1981 est l'année du grand chambardement pour RENAISSANCE. Après le départ définitif de John Tout et Terrence Sullivan, Annie Haslam en collaboration avec Michael Dunford forme Nevada, trio auquel se joint le claviériste Peter Gosling. La musique pratiquée par ce groupe n'a de lien commun avec le RENAISSANCE d'alors que son versant pop, car du côté du son on est infiniment plus proche de ce qui sévit en ce début d'années 80. Nevada ne fera qu'enregistrer des démos et s'en tiendra là, mais c'est ce style qui, irrémédiablement, influencera RENAISSANCE pour ses travaux à venir.

Les fans ne peuvent donc plus rien espérer d'autre qu'un RENAISSANCE qui colle avec son époque, et Dieu sait qu'aucun d'entre eux ne le voulait. Pourtant, ce sera ça ou rien car c'est tout ce à quoi l'on aura droit jusqu'à la séparation (temporaire) du groupe au milieu des années 80. Camera Camera rien que par son titre s'éloigne grandement de la poésie des albums précédents et notamment des grands chefs-d'œuvre des années 73-77. On pense à quelque chose de plus flashy, des relents de strass... Quant au groupe lui-même, son statut est un peu bizarre car il introduit le susdit Peter Gosling ainsi que le batteur Peter Barron, mais aucun des deux n'apparaît sur une quelconque photo de la pochette.

Camera Camera est le dernier album auquel participe Betty Thatcher en tant que parolière historique du groupe. En guise d'au revoir privé, elle écrit «Bonjour Swansong», single non-inclus sur la version originale du disque. Cette chanson est quelque part l'une des tentatives du groupe de courir après le succès de «Northern Lights», en matière de ballade romantique acoustique et un brin hivernale. Plus courte que la plupart de autres chansons présentes, elle n'en est pas non plus complètement représentative, mais elle se laisse écouter.
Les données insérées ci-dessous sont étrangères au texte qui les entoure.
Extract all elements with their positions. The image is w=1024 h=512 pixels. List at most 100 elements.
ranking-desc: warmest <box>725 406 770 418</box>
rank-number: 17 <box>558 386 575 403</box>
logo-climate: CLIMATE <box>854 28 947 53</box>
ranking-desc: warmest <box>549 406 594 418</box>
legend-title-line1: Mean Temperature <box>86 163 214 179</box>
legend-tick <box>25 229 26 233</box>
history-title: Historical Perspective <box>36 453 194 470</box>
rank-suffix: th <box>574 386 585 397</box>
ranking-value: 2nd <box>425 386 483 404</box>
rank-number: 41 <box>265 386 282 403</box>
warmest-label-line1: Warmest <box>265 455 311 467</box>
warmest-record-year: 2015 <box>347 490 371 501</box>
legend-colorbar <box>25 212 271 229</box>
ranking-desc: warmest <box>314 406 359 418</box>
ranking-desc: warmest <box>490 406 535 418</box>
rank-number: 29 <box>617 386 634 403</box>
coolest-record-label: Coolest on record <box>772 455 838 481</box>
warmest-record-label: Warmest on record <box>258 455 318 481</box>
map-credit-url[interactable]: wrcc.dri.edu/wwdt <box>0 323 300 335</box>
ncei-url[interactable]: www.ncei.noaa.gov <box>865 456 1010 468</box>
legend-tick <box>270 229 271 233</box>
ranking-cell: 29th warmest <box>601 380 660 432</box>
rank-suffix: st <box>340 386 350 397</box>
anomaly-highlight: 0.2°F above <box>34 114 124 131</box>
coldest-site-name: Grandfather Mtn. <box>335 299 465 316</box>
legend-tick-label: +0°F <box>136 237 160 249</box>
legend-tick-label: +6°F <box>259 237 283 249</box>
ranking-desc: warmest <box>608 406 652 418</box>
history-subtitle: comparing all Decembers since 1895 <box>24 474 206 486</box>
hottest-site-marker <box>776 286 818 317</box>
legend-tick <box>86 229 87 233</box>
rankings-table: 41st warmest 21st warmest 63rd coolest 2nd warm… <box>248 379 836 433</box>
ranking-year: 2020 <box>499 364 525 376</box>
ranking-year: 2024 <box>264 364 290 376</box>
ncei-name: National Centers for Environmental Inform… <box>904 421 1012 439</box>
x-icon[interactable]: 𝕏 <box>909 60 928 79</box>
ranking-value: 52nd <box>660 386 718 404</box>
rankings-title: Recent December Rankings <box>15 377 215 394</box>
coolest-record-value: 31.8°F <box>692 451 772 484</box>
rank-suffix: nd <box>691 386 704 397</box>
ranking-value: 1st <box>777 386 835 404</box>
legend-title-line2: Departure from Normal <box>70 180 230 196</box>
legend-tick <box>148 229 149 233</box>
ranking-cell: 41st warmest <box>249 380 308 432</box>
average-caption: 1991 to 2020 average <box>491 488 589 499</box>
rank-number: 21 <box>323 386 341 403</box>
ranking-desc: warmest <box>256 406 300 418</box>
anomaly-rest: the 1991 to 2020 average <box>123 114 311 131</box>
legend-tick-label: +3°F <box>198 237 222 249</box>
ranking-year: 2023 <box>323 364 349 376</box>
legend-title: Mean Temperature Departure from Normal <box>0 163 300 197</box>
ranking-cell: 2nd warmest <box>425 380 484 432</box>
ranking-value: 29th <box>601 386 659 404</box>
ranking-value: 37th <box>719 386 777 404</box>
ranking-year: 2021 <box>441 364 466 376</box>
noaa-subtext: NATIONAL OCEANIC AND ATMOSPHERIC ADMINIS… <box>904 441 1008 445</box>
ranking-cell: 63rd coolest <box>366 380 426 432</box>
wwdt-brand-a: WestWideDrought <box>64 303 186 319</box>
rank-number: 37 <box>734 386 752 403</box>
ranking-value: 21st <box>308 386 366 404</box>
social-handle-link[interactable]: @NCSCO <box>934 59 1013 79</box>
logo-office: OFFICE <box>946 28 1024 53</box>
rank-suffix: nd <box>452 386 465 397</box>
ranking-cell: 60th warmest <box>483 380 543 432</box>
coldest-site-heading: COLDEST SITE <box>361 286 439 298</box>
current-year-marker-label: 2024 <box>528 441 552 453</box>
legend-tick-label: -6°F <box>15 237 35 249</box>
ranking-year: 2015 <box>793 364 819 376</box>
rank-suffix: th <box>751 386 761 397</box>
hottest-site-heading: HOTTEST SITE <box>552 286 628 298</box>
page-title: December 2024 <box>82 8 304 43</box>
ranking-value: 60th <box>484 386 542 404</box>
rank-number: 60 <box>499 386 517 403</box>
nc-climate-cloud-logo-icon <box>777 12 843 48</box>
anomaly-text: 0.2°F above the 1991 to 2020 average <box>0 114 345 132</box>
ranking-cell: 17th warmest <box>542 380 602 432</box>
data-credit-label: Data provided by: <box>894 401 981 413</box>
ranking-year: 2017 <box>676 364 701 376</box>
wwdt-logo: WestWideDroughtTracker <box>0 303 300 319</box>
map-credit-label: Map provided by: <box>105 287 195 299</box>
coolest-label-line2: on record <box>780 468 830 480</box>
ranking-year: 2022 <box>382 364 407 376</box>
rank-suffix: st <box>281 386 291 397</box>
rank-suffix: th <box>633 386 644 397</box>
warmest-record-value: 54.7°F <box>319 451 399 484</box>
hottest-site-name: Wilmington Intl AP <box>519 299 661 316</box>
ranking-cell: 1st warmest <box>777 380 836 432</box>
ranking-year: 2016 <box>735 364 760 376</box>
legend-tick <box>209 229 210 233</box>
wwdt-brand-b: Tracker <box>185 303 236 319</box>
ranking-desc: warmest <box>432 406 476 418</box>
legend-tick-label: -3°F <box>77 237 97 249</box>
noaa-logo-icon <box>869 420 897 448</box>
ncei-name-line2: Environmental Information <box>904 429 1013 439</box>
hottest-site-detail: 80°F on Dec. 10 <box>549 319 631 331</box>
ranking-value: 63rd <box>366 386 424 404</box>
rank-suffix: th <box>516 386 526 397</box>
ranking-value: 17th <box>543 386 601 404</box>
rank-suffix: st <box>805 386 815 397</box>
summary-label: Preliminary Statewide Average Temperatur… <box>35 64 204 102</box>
En fait, il convient d'écouter ce RENAISSANCE-là comme n'ayant plus grand-chose à voir avec l'ancien sauf pour cette occasion, les influences progressives. Non pas que Annie Haslam et ses acolytes cherchent à reproduire les structures échevelées d'un «Song of Scheherazade», mais la plupart des chansons s'étale sur une durée qui avoisine les six ou sept minutes, ce qui laisse de la place pour développer des idées alambiquées. Beaucoup de chansons, comme les trois premières, alternent en effet passages pop et d'autres planants, dans les deux cas très axés sur les synthés. Certaines comme «Faeries (Living at the Bottom of the Garden)» (qui est une composition de Nevada) surprennent par leur rythmique sautillante, pourtant si caractéristique de cette musique typée... Tout comme les synthétiseurs qui aiment bien jouer à la croche ou à la double croche (ou comment remplir un temps pour donner un effet rapide et technoïde) et il est évident que la majorité des sons fera se hérisser les poils des vieux de la veille (écoutez la fin dérangeante de «Remember»).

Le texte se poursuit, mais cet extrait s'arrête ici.